The 1910 census recorded each of the 13 households in the 500 block of East Court Street as a "house of ill fame" and listed each resident's profession as "prostitute."The census in 1870 and 1910 apparently even listed the occupations of some Indianapolis women as "prostitute." Others were listed in city directories as "seamstresses," but Paul's research indicates many of these actually were prostitutes, living in brothels (sometimes called "female boarding houses" by Sanborn Fire Insurance Company maps) raided by the police.

"The desperation of some women working as prostitutes was documented in a string of suicides and suicide attempts," Paul reports.

Paul Mullins is a past president of the Society for Historical Archaeology. For several years, Paul and his students could be seen during the summer months excavating sites near the IUPUI campus.

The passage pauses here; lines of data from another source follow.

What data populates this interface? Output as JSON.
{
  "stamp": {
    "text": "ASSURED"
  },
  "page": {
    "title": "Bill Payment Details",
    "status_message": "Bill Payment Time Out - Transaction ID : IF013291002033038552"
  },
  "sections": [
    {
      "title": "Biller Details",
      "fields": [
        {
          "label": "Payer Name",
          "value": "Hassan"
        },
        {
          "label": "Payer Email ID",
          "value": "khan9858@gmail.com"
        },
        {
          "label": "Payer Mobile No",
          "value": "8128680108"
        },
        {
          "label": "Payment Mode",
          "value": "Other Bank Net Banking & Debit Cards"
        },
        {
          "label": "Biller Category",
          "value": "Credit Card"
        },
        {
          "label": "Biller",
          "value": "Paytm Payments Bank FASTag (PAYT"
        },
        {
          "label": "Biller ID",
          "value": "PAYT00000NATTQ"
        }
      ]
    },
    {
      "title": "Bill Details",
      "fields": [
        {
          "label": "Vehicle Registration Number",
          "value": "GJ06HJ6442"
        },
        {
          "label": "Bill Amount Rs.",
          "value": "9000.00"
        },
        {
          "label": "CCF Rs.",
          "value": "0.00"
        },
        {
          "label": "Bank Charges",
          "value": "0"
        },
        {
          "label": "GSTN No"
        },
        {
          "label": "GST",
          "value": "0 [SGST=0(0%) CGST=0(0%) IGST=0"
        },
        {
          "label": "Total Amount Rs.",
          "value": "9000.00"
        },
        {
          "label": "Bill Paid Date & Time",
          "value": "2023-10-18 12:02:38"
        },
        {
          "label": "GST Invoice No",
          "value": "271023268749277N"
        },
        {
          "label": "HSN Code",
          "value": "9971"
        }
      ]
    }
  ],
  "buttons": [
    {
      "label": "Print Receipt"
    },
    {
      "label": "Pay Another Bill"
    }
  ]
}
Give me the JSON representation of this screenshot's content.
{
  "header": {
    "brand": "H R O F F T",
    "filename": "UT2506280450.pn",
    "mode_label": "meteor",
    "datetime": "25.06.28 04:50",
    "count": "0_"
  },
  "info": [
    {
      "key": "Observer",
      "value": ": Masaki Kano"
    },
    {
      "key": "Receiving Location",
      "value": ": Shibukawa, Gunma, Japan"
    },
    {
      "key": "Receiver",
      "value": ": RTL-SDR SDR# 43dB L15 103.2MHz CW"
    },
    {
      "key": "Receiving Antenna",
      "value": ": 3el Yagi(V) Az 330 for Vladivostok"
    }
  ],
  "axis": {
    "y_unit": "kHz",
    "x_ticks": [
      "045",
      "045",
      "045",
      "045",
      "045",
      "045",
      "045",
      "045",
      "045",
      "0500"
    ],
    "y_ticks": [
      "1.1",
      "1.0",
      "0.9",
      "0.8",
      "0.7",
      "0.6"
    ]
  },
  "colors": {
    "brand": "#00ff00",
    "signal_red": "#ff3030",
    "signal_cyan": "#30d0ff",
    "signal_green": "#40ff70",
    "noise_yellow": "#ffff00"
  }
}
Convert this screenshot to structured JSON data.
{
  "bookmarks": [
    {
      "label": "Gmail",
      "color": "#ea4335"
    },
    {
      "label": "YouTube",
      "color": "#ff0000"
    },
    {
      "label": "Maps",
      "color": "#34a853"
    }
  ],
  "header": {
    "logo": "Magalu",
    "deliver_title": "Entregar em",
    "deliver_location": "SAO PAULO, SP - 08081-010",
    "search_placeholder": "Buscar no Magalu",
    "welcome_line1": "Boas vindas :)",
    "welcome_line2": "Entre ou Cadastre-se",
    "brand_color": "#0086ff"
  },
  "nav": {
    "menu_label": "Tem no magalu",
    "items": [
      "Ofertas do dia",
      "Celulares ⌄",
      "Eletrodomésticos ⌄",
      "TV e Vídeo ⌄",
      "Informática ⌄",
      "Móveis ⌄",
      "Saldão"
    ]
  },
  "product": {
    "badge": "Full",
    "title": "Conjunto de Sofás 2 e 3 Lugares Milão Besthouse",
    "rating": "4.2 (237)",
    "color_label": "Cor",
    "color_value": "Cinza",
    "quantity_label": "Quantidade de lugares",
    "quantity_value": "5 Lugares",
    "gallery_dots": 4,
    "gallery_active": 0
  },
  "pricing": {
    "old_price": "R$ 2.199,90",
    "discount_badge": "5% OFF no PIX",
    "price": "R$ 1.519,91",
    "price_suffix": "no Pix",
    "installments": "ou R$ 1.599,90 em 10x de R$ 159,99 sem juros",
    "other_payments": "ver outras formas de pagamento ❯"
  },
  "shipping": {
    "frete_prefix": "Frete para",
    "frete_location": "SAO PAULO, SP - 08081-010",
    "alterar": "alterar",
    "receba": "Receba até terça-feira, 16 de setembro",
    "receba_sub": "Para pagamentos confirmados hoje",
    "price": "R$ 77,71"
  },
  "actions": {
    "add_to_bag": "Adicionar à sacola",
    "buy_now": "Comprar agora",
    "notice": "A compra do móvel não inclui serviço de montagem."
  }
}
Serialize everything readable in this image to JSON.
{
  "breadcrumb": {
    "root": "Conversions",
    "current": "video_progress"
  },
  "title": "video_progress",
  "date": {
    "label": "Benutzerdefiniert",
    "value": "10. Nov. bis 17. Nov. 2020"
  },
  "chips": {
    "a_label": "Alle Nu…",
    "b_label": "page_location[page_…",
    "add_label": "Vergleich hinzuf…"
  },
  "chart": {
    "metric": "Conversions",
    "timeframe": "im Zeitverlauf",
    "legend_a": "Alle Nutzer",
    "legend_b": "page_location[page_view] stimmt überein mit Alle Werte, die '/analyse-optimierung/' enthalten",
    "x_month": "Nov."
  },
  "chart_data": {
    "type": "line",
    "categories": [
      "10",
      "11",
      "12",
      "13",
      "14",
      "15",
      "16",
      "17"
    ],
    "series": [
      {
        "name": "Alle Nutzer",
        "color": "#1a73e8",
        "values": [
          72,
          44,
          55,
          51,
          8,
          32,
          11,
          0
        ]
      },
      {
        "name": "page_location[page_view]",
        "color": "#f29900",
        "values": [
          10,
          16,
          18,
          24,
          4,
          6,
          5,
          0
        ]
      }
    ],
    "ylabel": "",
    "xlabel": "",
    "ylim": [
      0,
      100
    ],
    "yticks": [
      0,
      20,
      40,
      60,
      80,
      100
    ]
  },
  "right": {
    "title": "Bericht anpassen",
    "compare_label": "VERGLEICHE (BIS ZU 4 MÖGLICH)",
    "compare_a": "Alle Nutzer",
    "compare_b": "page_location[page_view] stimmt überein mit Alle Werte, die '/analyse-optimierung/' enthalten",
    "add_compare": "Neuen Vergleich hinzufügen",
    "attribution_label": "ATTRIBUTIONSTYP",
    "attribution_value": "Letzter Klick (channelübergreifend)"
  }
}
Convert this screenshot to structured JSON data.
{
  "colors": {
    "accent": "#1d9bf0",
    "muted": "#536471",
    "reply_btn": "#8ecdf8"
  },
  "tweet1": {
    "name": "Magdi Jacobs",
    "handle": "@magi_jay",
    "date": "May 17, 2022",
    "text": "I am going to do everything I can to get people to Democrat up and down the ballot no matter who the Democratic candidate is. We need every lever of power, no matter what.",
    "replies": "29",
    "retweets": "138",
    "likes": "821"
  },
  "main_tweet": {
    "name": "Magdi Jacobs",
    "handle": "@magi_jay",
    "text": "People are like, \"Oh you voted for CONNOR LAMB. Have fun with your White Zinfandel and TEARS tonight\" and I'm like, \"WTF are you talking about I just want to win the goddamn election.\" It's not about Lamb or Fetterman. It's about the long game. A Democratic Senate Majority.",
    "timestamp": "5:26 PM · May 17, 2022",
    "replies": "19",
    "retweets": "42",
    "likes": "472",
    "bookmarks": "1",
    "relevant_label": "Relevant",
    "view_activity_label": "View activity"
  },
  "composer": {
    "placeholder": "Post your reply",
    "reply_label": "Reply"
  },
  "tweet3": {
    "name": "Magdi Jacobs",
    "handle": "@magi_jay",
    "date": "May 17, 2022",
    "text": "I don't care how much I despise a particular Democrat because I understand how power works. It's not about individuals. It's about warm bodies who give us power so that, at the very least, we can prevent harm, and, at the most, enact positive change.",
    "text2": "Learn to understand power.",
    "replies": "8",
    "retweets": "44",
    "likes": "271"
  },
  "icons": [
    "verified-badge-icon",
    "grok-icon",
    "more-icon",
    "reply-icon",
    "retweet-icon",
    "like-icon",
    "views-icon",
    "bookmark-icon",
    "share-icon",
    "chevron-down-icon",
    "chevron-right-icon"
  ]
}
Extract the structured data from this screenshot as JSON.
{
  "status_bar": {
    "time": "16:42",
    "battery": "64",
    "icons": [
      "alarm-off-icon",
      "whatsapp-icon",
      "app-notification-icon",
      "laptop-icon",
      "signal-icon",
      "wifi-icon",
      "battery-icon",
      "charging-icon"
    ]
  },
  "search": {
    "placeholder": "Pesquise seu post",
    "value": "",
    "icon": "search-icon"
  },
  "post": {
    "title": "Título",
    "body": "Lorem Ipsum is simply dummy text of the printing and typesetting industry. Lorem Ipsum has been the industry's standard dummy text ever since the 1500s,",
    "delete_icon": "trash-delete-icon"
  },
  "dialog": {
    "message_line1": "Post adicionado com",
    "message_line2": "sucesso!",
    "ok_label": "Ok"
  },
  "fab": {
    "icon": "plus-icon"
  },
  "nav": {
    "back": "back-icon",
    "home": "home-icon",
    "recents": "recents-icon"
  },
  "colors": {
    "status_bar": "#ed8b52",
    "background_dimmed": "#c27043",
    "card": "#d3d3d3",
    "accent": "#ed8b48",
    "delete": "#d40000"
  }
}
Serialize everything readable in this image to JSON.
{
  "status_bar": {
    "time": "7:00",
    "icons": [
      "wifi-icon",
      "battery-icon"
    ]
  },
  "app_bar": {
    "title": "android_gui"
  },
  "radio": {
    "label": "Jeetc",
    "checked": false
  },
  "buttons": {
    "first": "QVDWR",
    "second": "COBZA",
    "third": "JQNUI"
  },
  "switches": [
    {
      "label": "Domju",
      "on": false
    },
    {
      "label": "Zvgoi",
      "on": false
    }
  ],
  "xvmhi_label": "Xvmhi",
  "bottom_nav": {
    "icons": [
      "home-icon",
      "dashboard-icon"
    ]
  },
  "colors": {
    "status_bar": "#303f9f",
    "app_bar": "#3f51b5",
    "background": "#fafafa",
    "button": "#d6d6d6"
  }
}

Paul was a Hoosier History Live guest in 2009 when he was leading an excavation on the site of the long-demolished home of Madam Walker, the wealthy African-American entrepreneur and philanthropist.

According to Paul's research for Invisible Indianapolis, prostitutes often worked "in and around" Union Station during the late 1800s and early 1900s. (Before majestic Union Station opened during the 1880s, its predecessor, Union Depot, was the first train station in the country where competing railroad lines came together.)

Near the bustling train station, brothels were located among saloons and stores on South Street.

Farther east, a bygone street named East Court Street (now a parking lot between East and Park) had a cluster of brothels that Paul describes as "the city's most prominent concentration" of such businesses. In 1898, a Sanborn map "identified nearly every structure on East Court as a 'female boarding house,'" Paul writes, noting that at least 10 of these 16 homes listed in the 1899 city directory were brothels.

His blog describes attempts by local churches to encourage police raids of the brothels. Some of the churches also were active in the temperance movement.